Web lists-archives.com

Re: [RFC PATCH] index-pack: improve performance on NFS

On Mon, Oct 29, 2018 at 08:36:07PM +0100, Ævar Arnfjörð Bjarmason wrote:

> > Yeah, especially given recent advances in SHA-1 attacks, I'm not super
> > comfortable with the idea of disabling the duplicate-object check at
> > this point.
> I'd be comfortable with it in my setup since it's been limited to
> collision attacks that are computationally prohibitive, and there being
> no sign of preimage attacks, which is the case we really need to worry
> about.

I agree, and I'm not actually that worried about the current state. But
what makes me more nervous is the life-cycle around Git. In 5 years,
people are still going to be running what we ship today, and will
grumble about upgrading to deal with SHA-1.

I suppose it's not the end of the world as long as they can un-flip a
config switch to get back the more-paranoid behavior (which is all that
you're really proposing).

> It does introduce a race condition where you can introduce a colliding
> object to the repository by doing two concurrent pushes, but as you note
> in
> https://public-inbox.org/git/20181029151842.GJ17668@xxxxxxxxxxxxxxxxxxxxx/
> this already applies to packs, so you can trigger that with the right
> sized push (depending on transfer.unpackLimit), and we also have this in
> existing forms for other stuff.

Right. It can also trigger currently if somebody runs "git repack"
simultaneously (the loose becomes packed, but we don't re-scan the pack

> I do think it's amazingly paranoid to be worried about SHA-1 collisions
> in the first place, and a bit odd to leave the door open on these race
> conditions. I.e. it's hard to imagine a state-level[1] actor with
> sufficient motivation to exploit this who wouldn't find some way to make
> the race condition work as an escape hatch.

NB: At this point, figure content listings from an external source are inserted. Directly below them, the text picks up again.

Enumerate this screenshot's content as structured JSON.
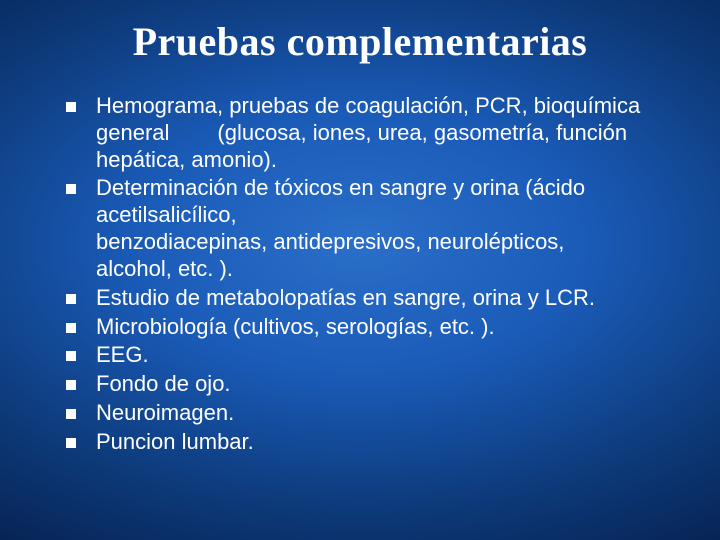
{
  "slide": {
    "title": "Pruebas complementarias",
    "title_fontsize": 40,
    "title_color": "#ffffff",
    "body_fontsize": 22,
    "body_color": "#ffffff",
    "body_lineheight": 1.22,
    "bullet_color": "#ffffff",
    "bullet_size": 10,
    "background_gradient": {
      "type": "radial",
      "center_color": "#2a6fc9",
      "mid_color": "#1a5bb8",
      "outer_color": "#0d3a7a",
      "edge_color": "#062150"
    },
    "items": [
      {
        "line1": " Hemograma, pruebas de coagulación, PCR, bioquímica",
        "line2_prefix": "general",
        "line2_rest": "(glucosa, iones, urea, gasometría, función",
        "line3": "hepática, amonio)."
      },
      {
        "line1": "Determinación de tóxicos en sangre y orina (ácido",
        "line2": "acetilsalicílico,",
        "line3": " benzodiacepinas, antidepresivos, neurolépticos,",
        "line4": "alcohol, etc. )."
      },
      {
        "line1": "Estudio de metabolopatías en sangre, orina y LCR."
      },
      {
        "line1": " Microbiología (cultivos, serologías, etc. )."
      },
      {
        "line1": "EEG."
      },
      {
        "line1": "Fondo de ojo."
      },
      {
        "line1": "Neuroimagen."
      },
      {
        "line1": "Puncion lumbar."
      }
    ]
  }
}
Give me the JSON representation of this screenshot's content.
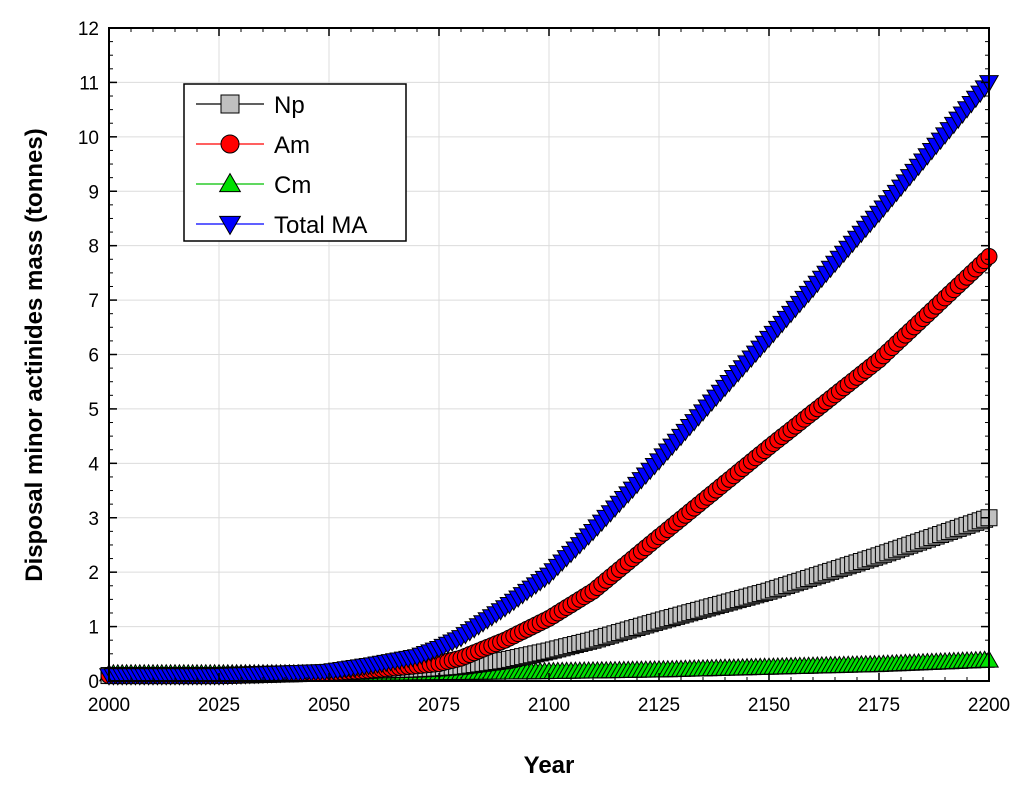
{
  "chart_data": {
    "type": "line",
    "xlabel": "Year",
    "ylabel": "Disposal minor actinides mass (tonnes)",
    "xlim": [
      2000,
      2200
    ],
    "ylim": [
      0,
      12
    ],
    "xticks": [
      "2000",
      "2025",
      "2050",
      "2075",
      "2100",
      "2125",
      "2150",
      "2175",
      "2200"
    ],
    "yticks": [
      "0",
      "1",
      "2",
      "3",
      "4",
      "5",
      "6",
      "7",
      "8",
      "9",
      "10",
      "11",
      "12"
    ],
    "grid": true,
    "legend_position": "top-left",
    "series": [
      {
        "name": "Np",
        "marker": "square",
        "color": "#c0c0c0",
        "line_color": "#000000",
        "x": [
          2000,
          2025,
          2050,
          2060,
          2070,
          2075,
          2080,
          2090,
          2100,
          2110,
          2125,
          2150,
          2175,
          2200
        ],
        "y": [
          0.1,
          0.1,
          0.15,
          0.2,
          0.22,
          0.24,
          0.27,
          0.38,
          0.55,
          0.75,
          1.1,
          1.65,
          2.3,
          3.0
        ]
      },
      {
        "name": "Am",
        "marker": "circle",
        "color": "#ff0000",
        "line_color": "#ff0000",
        "x": [
          2000,
          2025,
          2050,
          2060,
          2070,
          2075,
          2080,
          2090,
          2100,
          2110,
          2125,
          2150,
          2175,
          2200
        ],
        "y": [
          0.1,
          0.1,
          0.15,
          0.2,
          0.28,
          0.32,
          0.42,
          0.75,
          1.15,
          1.65,
          2.65,
          4.3,
          5.9,
          7.8
        ]
      },
      {
        "name": "Cm",
        "marker": "triangle-up",
        "color": "#00e000",
        "line_color": "#00c000",
        "x": [
          2000,
          2025,
          2050,
          2075,
          2100,
          2125,
          2150,
          2175,
          2200
        ],
        "y": [
          0.13,
          0.13,
          0.13,
          0.15,
          0.17,
          0.2,
          0.25,
          0.3,
          0.38
        ]
      },
      {
        "name": "Total MA",
        "marker": "triangle-down",
        "color": "#0000ff",
        "line_color": "#0000ff",
        "x": [
          2000,
          2025,
          2050,
          2060,
          2070,
          2075,
          2080,
          2090,
          2100,
          2110,
          2125,
          2150,
          2175,
          2200
        ],
        "y": [
          0.1,
          0.1,
          0.18,
          0.3,
          0.45,
          0.6,
          0.8,
          1.35,
          1.95,
          2.75,
          4.05,
          6.3,
          8.6,
          11.0
        ]
      }
    ]
  }
}
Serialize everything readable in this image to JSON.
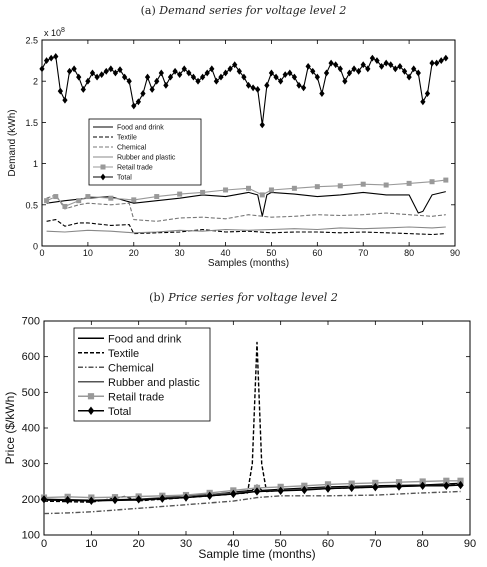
{
  "chart_data": [
    {
      "type": "line",
      "panel_label": "(a)",
      "title": "Demand series for voltage level 2",
      "xlabel": "Samples (months)",
      "ylabel": "Demand (kWh)",
      "y_multiplier": "x 10^8",
      "xlim": [
        0,
        90
      ],
      "ylim": [
        0,
        2.5
      ],
      "xticks": [
        0,
        10,
        20,
        30,
        40,
        50,
        60,
        70,
        80,
        90
      ],
      "yticks": [
        0,
        0.5,
        1,
        1.5,
        2,
        2.5
      ],
      "ytick_labels": [
        "0",
        "0.5",
        "1",
        "1.5",
        "2",
        "2.5"
      ],
      "legend_position": "center-left",
      "series": [
        {
          "name": "Food and drink",
          "color": "#000000",
          "style": "solid",
          "marker": "none",
          "x": [
            1,
            5,
            10,
            15,
            20,
            25,
            30,
            35,
            40,
            45,
            47,
            48,
            49,
            50,
            55,
            60,
            65,
            70,
            75,
            80,
            82,
            83,
            85,
            88
          ],
          "y": [
            0.52,
            0.55,
            0.58,
            0.6,
            0.52,
            0.55,
            0.58,
            0.62,
            0.6,
            0.65,
            0.62,
            0.36,
            0.62,
            0.65,
            0.63,
            0.6,
            0.62,
            0.65,
            0.62,
            0.62,
            0.4,
            0.42,
            0.62,
            0.66
          ]
        },
        {
          "name": "Textile",
          "color": "#000000",
          "style": "dashed",
          "marker": "none",
          "x": [
            1,
            3,
            5,
            8,
            10,
            15,
            19,
            20,
            25,
            30,
            35,
            40,
            45,
            50,
            55,
            60,
            65,
            70,
            75,
            80,
            85,
            88
          ],
          "y": [
            0.3,
            0.32,
            0.24,
            0.28,
            0.28,
            0.25,
            0.26,
            0.15,
            0.16,
            0.17,
            0.2,
            0.17,
            0.18,
            0.16,
            0.17,
            0.17,
            0.16,
            0.17,
            0.16,
            0.15,
            0.14,
            0.15
          ]
        },
        {
          "name": "Chemical",
          "color": "#777777",
          "style": "dashed",
          "marker": "none",
          "x": [
            1,
            3,
            5,
            8,
            10,
            15,
            19,
            20,
            25,
            30,
            35,
            40,
            45,
            50,
            55,
            60,
            65,
            70,
            75,
            80,
            85,
            88
          ],
          "y": [
            0.58,
            0.62,
            0.45,
            0.5,
            0.52,
            0.5,
            0.52,
            0.32,
            0.3,
            0.34,
            0.35,
            0.33,
            0.38,
            0.35,
            0.36,
            0.38,
            0.37,
            0.38,
            0.4,
            0.38,
            0.36,
            0.38
          ]
        },
        {
          "name": "Rubber and plastic",
          "color": "#888888",
          "style": "solid",
          "marker": "none",
          "x": [
            1,
            5,
            10,
            15,
            20,
            25,
            30,
            35,
            40,
            45,
            50,
            55,
            60,
            65,
            70,
            75,
            80,
            85,
            88
          ],
          "y": [
            0.18,
            0.17,
            0.19,
            0.18,
            0.16,
            0.17,
            0.19,
            0.18,
            0.2,
            0.19,
            0.2,
            0.21,
            0.2,
            0.22,
            0.21,
            0.22,
            0.23,
            0.22,
            0.23
          ]
        },
        {
          "name": "Retail trade",
          "color": "#999999",
          "style": "solid",
          "marker": "square",
          "x": [
            1,
            3,
            5,
            8,
            10,
            15,
            20,
            25,
            30,
            35,
            40,
            45,
            48,
            50,
            55,
            60,
            65,
            70,
            75,
            80,
            85,
            88
          ],
          "y": [
            0.55,
            0.6,
            0.48,
            0.55,
            0.6,
            0.58,
            0.56,
            0.6,
            0.63,
            0.65,
            0.68,
            0.7,
            0.62,
            0.68,
            0.7,
            0.72,
            0.73,
            0.75,
            0.74,
            0.76,
            0.78,
            0.8
          ]
        },
        {
          "name": "Total",
          "color": "#000000",
          "style": "solid",
          "marker": "diamond",
          "x": [
            0,
            1,
            2,
            3,
            4,
            5,
            6,
            7,
            8,
            9,
            10,
            11,
            12,
            13,
            14,
            15,
            16,
            17,
            18,
            19,
            20,
            21,
            22,
            23,
            24,
            25,
            26,
            27,
            28,
            29,
            30,
            31,
            32,
            33,
            34,
            35,
            36,
            37,
            38,
            39,
            40,
            41,
            42,
            43,
            44,
            45,
            46,
            47,
            48,
            49,
            50,
            51,
            52,
            53,
            54,
            55,
            56,
            57,
            58,
            59,
            60,
            61,
            62,
            63,
            64,
            65,
            66,
            67,
            68,
            69,
            70,
            71,
            72,
            73,
            74,
            75,
            76,
            77,
            78,
            79,
            80,
            81,
            82,
            83,
            84,
            85,
            86,
            87,
            88
          ],
          "y": [
            2.15,
            2.25,
            2.28,
            2.3,
            1.88,
            1.77,
            2.12,
            2.15,
            2.05,
            1.9,
            2.0,
            2.1,
            2.05,
            2.08,
            2.12,
            2.15,
            2.1,
            2.14,
            2.05,
            2.0,
            1.7,
            1.75,
            1.85,
            2.05,
            1.9,
            2.0,
            2.1,
            1.95,
            2.05,
            2.12,
            2.08,
            2.15,
            2.1,
            2.05,
            2.0,
            2.05,
            2.1,
            2.15,
            2.0,
            2.05,
            2.1,
            2.15,
            2.2,
            2.12,
            2.05,
            1.95,
            1.92,
            1.9,
            1.47,
            1.95,
            2.1,
            2.05,
            2.0,
            2.08,
            2.1,
            2.05,
            1.95,
            1.92,
            2.18,
            2.12,
            2.05,
            1.85,
            2.1,
            2.22,
            2.2,
            2.15,
            2.0,
            2.1,
            2.15,
            2.12,
            2.2,
            2.15,
            2.28,
            2.25,
            2.18,
            2.22,
            2.2,
            2.15,
            2.18,
            2.12,
            2.05,
            2.15,
            2.1,
            1.75,
            1.85,
            2.22,
            2.22,
            2.25,
            2.28
          ]
        }
      ]
    },
    {
      "type": "line",
      "panel_label": "(b)",
      "title": "Price series for voltage level 2",
      "xlabel": "Sample time (months)",
      "ylabel": "Price ($/kWh)",
      "xlim": [
        0,
        90
      ],
      "ylim": [
        100,
        700
      ],
      "xticks": [
        0,
        10,
        20,
        30,
        40,
        50,
        60,
        70,
        80,
        90
      ],
      "yticks": [
        100,
        200,
        300,
        400,
        500,
        600,
        700
      ],
      "legend_position": "top-left",
      "series": [
        {
          "name": "Food and drink",
          "color": "#000000",
          "style": "solid",
          "marker": "none",
          "x": [
            0,
            10,
            20,
            30,
            40,
            44,
            45,
            46,
            50,
            60,
            70,
            80,
            88
          ],
          "y": [
            198,
            196,
            198,
            205,
            220,
            225,
            240,
            225,
            228,
            235,
            238,
            240,
            245
          ]
        },
        {
          "name": "Textile",
          "color": "#000000",
          "style": "dashed",
          "marker": "none",
          "x": [
            0,
            10,
            17,
            20,
            30,
            40,
            43,
            44,
            45,
            46,
            47,
            50,
            60,
            70,
            80,
            88
          ],
          "y": [
            195,
            192,
            208,
            196,
            205,
            215,
            218,
            300,
            640,
            300,
            222,
            225,
            230,
            235,
            240,
            242
          ]
        },
        {
          "name": "Chemical",
          "color": "#555555",
          "style": "dashdot",
          "marker": "none",
          "x": [
            0,
            5,
            10,
            20,
            30,
            40,
            45,
            50,
            60,
            70,
            80,
            88
          ],
          "y": [
            160,
            162,
            165,
            175,
            185,
            195,
            205,
            210,
            210,
            212,
            218,
            222
          ]
        },
        {
          "name": "Rubber and plastic",
          "color": "#555555",
          "style": "solid",
          "marker": "none",
          "x": [
            0,
            10,
            20,
            30,
            40,
            45,
            50,
            60,
            70,
            80,
            88
          ],
          "y": [
            200,
            198,
            200,
            210,
            218,
            222,
            225,
            232,
            235,
            238,
            240
          ]
        },
        {
          "name": "Retail trade",
          "color": "#999999",
          "style": "solid",
          "marker": "square",
          "x": [
            0,
            5,
            10,
            15,
            20,
            25,
            30,
            35,
            40,
            45,
            50,
            55,
            60,
            65,
            70,
            75,
            80,
            85,
            88
          ],
          "y": [
            205,
            207,
            205,
            206,
            208,
            210,
            212,
            218,
            225,
            232,
            235,
            238,
            242,
            244,
            246,
            248,
            250,
            252,
            252
          ]
        },
        {
          "name": "Total",
          "color": "#000000",
          "style": "solid",
          "marker": "diamond",
          "x": [
            0,
            5,
            10,
            15,
            20,
            25,
            30,
            35,
            40,
            45,
            50,
            55,
            60,
            65,
            70,
            75,
            80,
            85,
            88
          ],
          "y": [
            200,
            198,
            196,
            198,
            200,
            202,
            205,
            210,
            215,
            222,
            224,
            226,
            230,
            232,
            234,
            236,
            238,
            238,
            240
          ]
        }
      ]
    }
  ]
}
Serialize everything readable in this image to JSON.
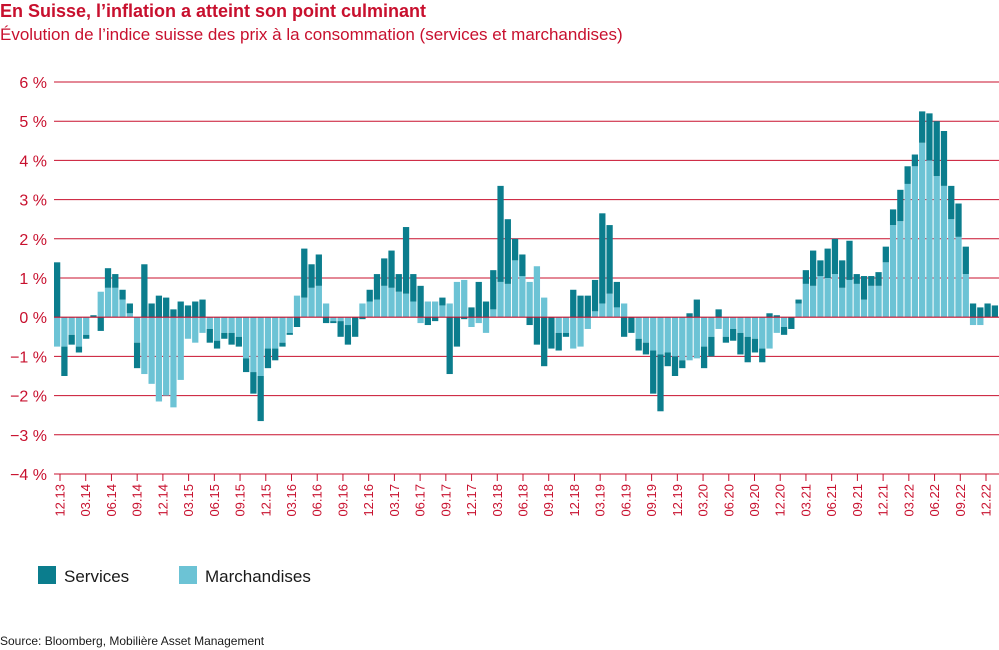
{
  "colors": {
    "services": "#0b7d8d",
    "marchandises": "#6cc3d5",
    "gridline": "#c8102e",
    "text_accent": "#c8102e"
  },
  "chart_data": {
    "type": "bar",
    "stacked": true,
    "title": "En Suisse, l’inflation a atteint son point culminant",
    "subtitle": "Évolution de l’indice suisse des prix à la consommation (services et marchandises)",
    "source": "Source: Bloomberg, Mobilière Asset Management",
    "ylim": [
      -4,
      6
    ],
    "yticks": [
      6,
      5,
      4,
      3,
      2,
      1,
      0,
      -1,
      -2,
      -3,
      -4
    ],
    "ytick_labels": [
      "6 %",
      "5 %",
      "4 %",
      "3 %",
      "2 %",
      "1 %",
      "0 %",
      "−1 %",
      "−2 %",
      "−3 %",
      "−4 %"
    ],
    "xtick_labels": [
      "12.13",
      "03.14",
      "06.14",
      "09.14",
      "12.14",
      "03.15",
      "06.15",
      "09.15",
      "12.15",
      "03.16",
      "06.16",
      "09.16",
      "12.16",
      "03.17",
      "06.17",
      "09.17",
      "12.17",
      "03.18",
      "06.18",
      "09.18",
      "12.18",
      "03.19",
      "06.19",
      "09.19",
      "12.19",
      "03.20",
      "06.20",
      "09.20",
      "12.20",
      "03.21",
      "06.21",
      "09.21",
      "12.21",
      "03.22",
      "06.22",
      "09.22",
      "12.22"
    ],
    "legend": {
      "placement": "bottom-left",
      "entries": [
        "Services",
        "Marchandises"
      ]
    },
    "grid": true,
    "series": [
      {
        "name": "Services",
        "values": [
          1.4,
          -0.75,
          -0.25,
          -0.15,
          -0.1,
          0.05,
          -0.35,
          0.5,
          0.35,
          0.25,
          0.25,
          -0.65,
          1.35,
          0.35,
          0.55,
          0.5,
          0.2,
          0.4,
          0.3,
          0.4,
          0.45,
          -0.35,
          -0.2,
          -0.15,
          -0.3,
          -0.25,
          -0.35,
          -0.55,
          -1.15,
          -0.5,
          -0.3,
          -0.1,
          -0.05,
          -0.25,
          1.25,
          0.6,
          0.8,
          -0.15,
          -0.05,
          -0.4,
          -0.5,
          -0.5,
          -0.05,
          0.3,
          0.65,
          0.7,
          0.95,
          0.45,
          1.7,
          0.7,
          0.8,
          -0.2,
          -0.1,
          0.2,
          -1.45,
          -0.75,
          -0.05,
          0.25,
          0.9,
          0.4,
          1.0,
          2.45,
          1.65,
          0.55,
          0.55,
          -0.2,
          -0.7,
          -1.25,
          -0.8,
          -0.45,
          -0.1,
          0.7,
          0.55,
          0.55,
          0.8,
          2.3,
          1.75,
          0.65,
          -0.5,
          -0.4,
          -0.3,
          -0.3,
          -1.1,
          -1.45,
          -0.35,
          -0.5,
          -0.2,
          0.1,
          0.45,
          -0.55,
          -0.5,
          0.2,
          -0.15,
          -0.3,
          -0.55,
          -0.65,
          -0.35,
          -0.35,
          0.1,
          0.05,
          -0.2,
          -0.3,
          0.1,
          0.35,
          0.9,
          0.4,
          0.75,
          0.9,
          0.7,
          1.0,
          0.25,
          0.6,
          0.25,
          0.35,
          0.4,
          0.4,
          0.8,
          0.45,
          0.3,
          0.8,
          1.2,
          1.4,
          1.4,
          0.85,
          0.85,
          0.7,
          0.35,
          0.25,
          0.35,
          0.3
        ]
      },
      {
        "name": "Marchandises",
        "values": [
          -0.75,
          -0.75,
          -0.45,
          -0.75,
          -0.45,
          0.0,
          0.65,
          0.75,
          0.75,
          0.45,
          0.1,
          -0.65,
          -1.45,
          -1.7,
          -2.15,
          -2.0,
          -2.3,
          -1.6,
          -0.55,
          -0.65,
          -0.4,
          -0.3,
          -0.6,
          -0.4,
          -0.4,
          -0.5,
          -1.05,
          -1.4,
          -1.5,
          -0.8,
          -0.8,
          -0.65,
          -0.4,
          0.55,
          0.5,
          0.75,
          0.8,
          0.35,
          -0.1,
          -0.1,
          -0.2,
          0.0,
          0.35,
          0.4,
          0.45,
          0.8,
          0.75,
          0.65,
          0.6,
          0.4,
          -0.15,
          0.4,
          0.4,
          0.3,
          0.35,
          0.9,
          0.95,
          -0.25,
          -0.15,
          -0.4,
          0.2,
          0.9,
          0.85,
          1.45,
          1.05,
          0.9,
          1.3,
          0.5,
          0.0,
          -0.4,
          -0.4,
          -0.8,
          -0.75,
          -0.3,
          0.15,
          0.35,
          0.6,
          0.25,
          0.35,
          0.0,
          -0.55,
          -0.65,
          -0.85,
          -0.95,
          -0.9,
          -1.0,
          -1.1,
          -1.1,
          -1.05,
          -0.75,
          -0.5,
          -0.3,
          -0.5,
          -0.3,
          -0.4,
          -0.5,
          -0.55,
          -0.8,
          -0.8,
          -0.4,
          -0.25,
          0.0,
          0.35,
          0.85,
          0.8,
          1.05,
          1.0,
          1.1,
          0.75,
          0.95,
          0.85,
          0.45,
          0.8,
          0.8,
          1.4,
          2.35,
          2.45,
          3.4,
          3.85,
          4.45,
          4.0,
          3.6,
          3.35,
          2.5,
          2.05,
          1.1,
          -0.2,
          -0.2
        ]
      }
    ]
  }
}
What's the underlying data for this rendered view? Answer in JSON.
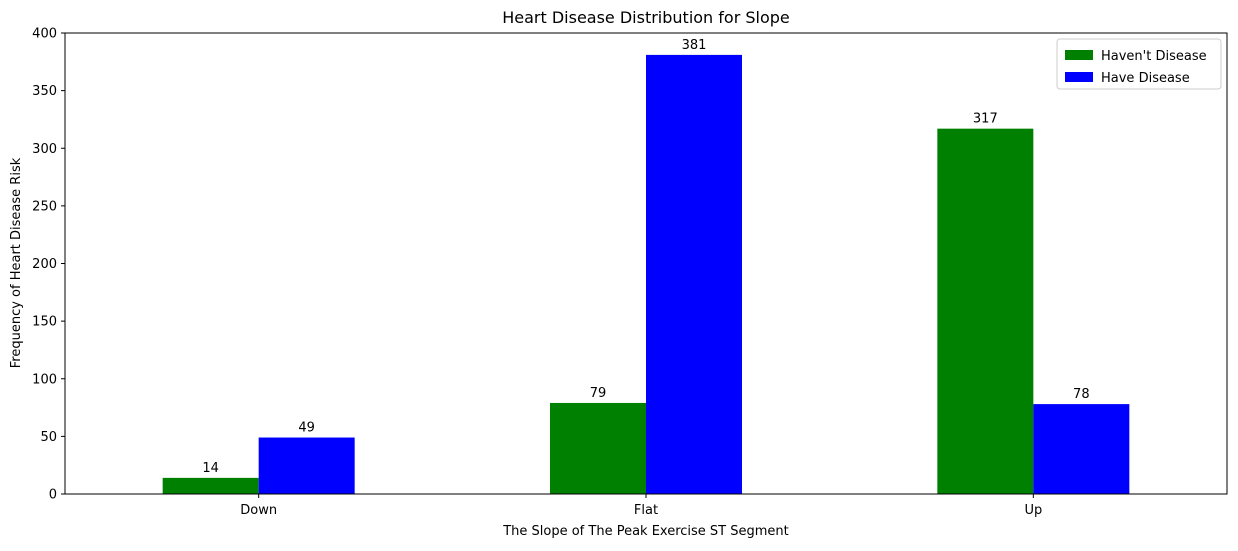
{
  "chart_data": {
    "type": "bar",
    "title": "Heart Disease Distribution for Slope",
    "xlabel": "The Slope of The Peak Exercise ST Segment",
    "ylabel": "Frequency of Heart Disease Risk",
    "categories": [
      "Down",
      "Flat",
      "Up"
    ],
    "series": [
      {
        "name": "Haven't Disease",
        "values": [
          14,
          79,
          317
        ],
        "color": "#008000"
      },
      {
        "name": "Have Disease",
        "values": [
          49,
          381,
          78
        ],
        "color": "#0000ff"
      }
    ],
    "ylim": [
      0,
      400
    ],
    "yticks": [
      0,
      50,
      100,
      150,
      200,
      250,
      300,
      350,
      400
    ],
    "grid": false,
    "legend_position": "top-right",
    "data_labels": true
  }
}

Yeah, I agree there's an element of that. I think the "push twice
quickly to race" thing is actually not all that interesting, though. In
that case, you're providing both the objects already, so why not just
push the one you want?

What's more interesting is racing with the victim of your collision (I
feed Junio the good half of the collision, and then try to race his
push and get my evil half in at the same time). Or racing a repack. But
timing the race there seems a lot trickier.

I suspect you could open up the window substantially by feeding your
pack really slowly. So I start to push at 1pm, but trickle in a byte at
a time of my 1GB pack, taking several hours. Meanwhile Junio pushes, and
then as soon as I see that, I send the rest of my pack. My index-pack
doesn't see Junio's push because it started before.

And ditto with repack, if the servers runs it predictably in response to
load.  So maybe not so tricky after all.

I think the other thing that helps here is that _everybody_ runs the
collision check. So yeah, you can race pushing your evil stuff to my
server. But it only takes one person fetching into their quiescent
laptop repository to notice the collision and sound the alarm.

I'll admit that there's a whole lot of hand-waving there, for a security
claim. I'll be glad to simply move off of SHA-1.

> In a busy repo that gets a lot of branches / branch deletions (so not
> quite as extreme as [2], but close) and the default expiry policy you
> can easily have 20-100K loose objects (something near the lower bound of
> that is the current live state of one server I'm looking at).
> A recursive opendir()/readdir() on that on local disk is really fast if
> it's in cache, but can easily be 1-5 seconds on NFS. So for a push we'd
> now pay up to 5s just populating a cache we'll bearly use to accept some
> tiny push with just a few objects.

That 1-5 seconds is a little scary. Locally for a million objects I was
looking at 400ms. But obviously NFS is going to be much worse.

I do agree with your sentiment below that even if this should be on by
default, it should have a config knob. After all, "please flip this
switch and see if things improve" is a good escape hatch to have.

>  * Re-roll my 4 patch series to include the patch you have in
>    <20181027093300.GA23974@xxxxxxxxxxxxxxxxxxxxx>

I don't think it's quite ready for inclusion as-is. I hope to brush it
up a bit, but I have quite a backlog of stuff to review, as well.